For the time being, we are talking about humanitarian issues, but if we have no policies in place for dealing with those, then we would be circling around in a quandary if matters got worse. At present we have no absolute numbers for Venezuelans who are arriving, and we certainly do not have these figures broken down into categories. How many are just short-term visitors, for example, and how many of them seem to be staying for a longer period, or might have decamped altogether from Venezuela? How many of them have connections to Guyana, and would those connections give them a right of residence if they wished it?
Two broad areas have to be confronted, and they may overlap in many cases: one covers health refugees and the other includes the more normal motivations for migration, such as work, trade, seeking food, etc. Do we know, for example, exactly how many Venezuelans are seeking treatment at the Mabaruma Hospital, and what diseases they are seeking treatment for?
Where health is concerned, it simply makes no sense to refuse treatment to sick Venezuelans in border areas; disease is no respecter of frontiers, and we should be in no hurry to import ailments, particularly of the infectious and insect-borne kind, from our neighbours. Given our famously long and porous borders, it will be impossible to impose a complete exclusion zone, just as it would be impossible to prevent any member of our population who felt like doing so, travelling the other way. Disease has to be controlled, not ignored.
Are the reported shortages at Mabaruma and elsewhere really a consequence of an extra burden being placed on the health system by Venezuelans, or are they just a consequence of the more common inefficient distribution arrangements to the regions? Do we have enough medication in stock in the country to cover our own population and the refugees, and what are the projections for supplies for the next year and longer – depending on what happens to our west? If we do not have enough or will soon be put under pressure in that regard, is there no avenue by which we can access assistance from PAHO or some appropriate international agency which would provide stocks, at least for the commonest maladies.

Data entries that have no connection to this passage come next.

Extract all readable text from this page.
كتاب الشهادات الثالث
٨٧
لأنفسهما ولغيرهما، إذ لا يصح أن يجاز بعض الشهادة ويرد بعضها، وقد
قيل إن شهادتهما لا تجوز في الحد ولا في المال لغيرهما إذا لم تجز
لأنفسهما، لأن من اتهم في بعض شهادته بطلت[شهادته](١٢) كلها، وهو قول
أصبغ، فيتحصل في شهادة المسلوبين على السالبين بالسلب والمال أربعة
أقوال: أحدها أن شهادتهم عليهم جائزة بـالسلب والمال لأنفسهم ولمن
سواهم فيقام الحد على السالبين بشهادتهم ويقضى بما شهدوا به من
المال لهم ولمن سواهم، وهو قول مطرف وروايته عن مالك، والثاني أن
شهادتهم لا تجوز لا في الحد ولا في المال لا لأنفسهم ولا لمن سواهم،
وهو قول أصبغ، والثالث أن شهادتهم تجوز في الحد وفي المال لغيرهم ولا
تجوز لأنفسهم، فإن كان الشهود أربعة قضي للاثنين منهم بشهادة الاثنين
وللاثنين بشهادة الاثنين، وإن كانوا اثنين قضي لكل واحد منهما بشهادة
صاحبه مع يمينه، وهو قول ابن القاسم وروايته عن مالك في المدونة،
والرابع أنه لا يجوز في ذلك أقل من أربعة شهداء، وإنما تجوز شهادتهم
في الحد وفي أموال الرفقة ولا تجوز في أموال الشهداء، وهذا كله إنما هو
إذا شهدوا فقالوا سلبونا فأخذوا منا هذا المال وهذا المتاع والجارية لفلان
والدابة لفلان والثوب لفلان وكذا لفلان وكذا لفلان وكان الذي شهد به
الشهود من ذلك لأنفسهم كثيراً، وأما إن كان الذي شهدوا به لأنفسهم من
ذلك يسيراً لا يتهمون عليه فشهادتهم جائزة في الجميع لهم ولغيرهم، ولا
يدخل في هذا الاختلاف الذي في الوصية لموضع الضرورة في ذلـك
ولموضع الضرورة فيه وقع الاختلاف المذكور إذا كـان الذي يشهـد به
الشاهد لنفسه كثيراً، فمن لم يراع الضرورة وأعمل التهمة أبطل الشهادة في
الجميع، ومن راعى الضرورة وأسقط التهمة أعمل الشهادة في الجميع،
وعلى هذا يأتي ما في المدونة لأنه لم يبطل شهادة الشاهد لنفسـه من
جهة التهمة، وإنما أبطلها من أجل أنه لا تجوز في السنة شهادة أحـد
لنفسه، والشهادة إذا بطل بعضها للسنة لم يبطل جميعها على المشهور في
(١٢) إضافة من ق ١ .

But Chairman Ashley and Mayor Smith are right, those particular frontier zones need some bureaucratic infrastructure before the situation can be managed, and that is not the job of the army which is concerned primarily with security. After all the military cannot operate as Immigration Officers or Port Health Officers, for instance.
Of course, in the first place there have to be decisions about who will be admitted, and on the basis of what documentation, and in which part of Guyana. At the moment most Venezuelans are travelling to other Latin states on tourist visas, according to Reuters, and up until recently the Colombians were issuing a special visa for refugees. The Venezuelan mentioned above who appeared in the Georgetown court had no documents, and according to the Region One officials, neither do those who go for medical treatment, particularly. It must be said that it is not easy to get a Venezuelan passport for financial reasons, or just because of bureaucratic harassment, while from our point of view it would be senseless to require documents for health treatment. What is operating at present is an unofficial two-tier system which would need to be institutionalized at some level, after being injected with a bit of rationality, such as regulations about where one can apply.
In other words, a sick Venezuelan could perhaps report to certain health posts along the border, but not walk into the Georgetown Hospital unless referred from the border for some unusual reason. There would have to be decisions taken about where to establish health and immigration posts, and on what basis admission to Guyana would be granted. The government should not wait until events overtake them.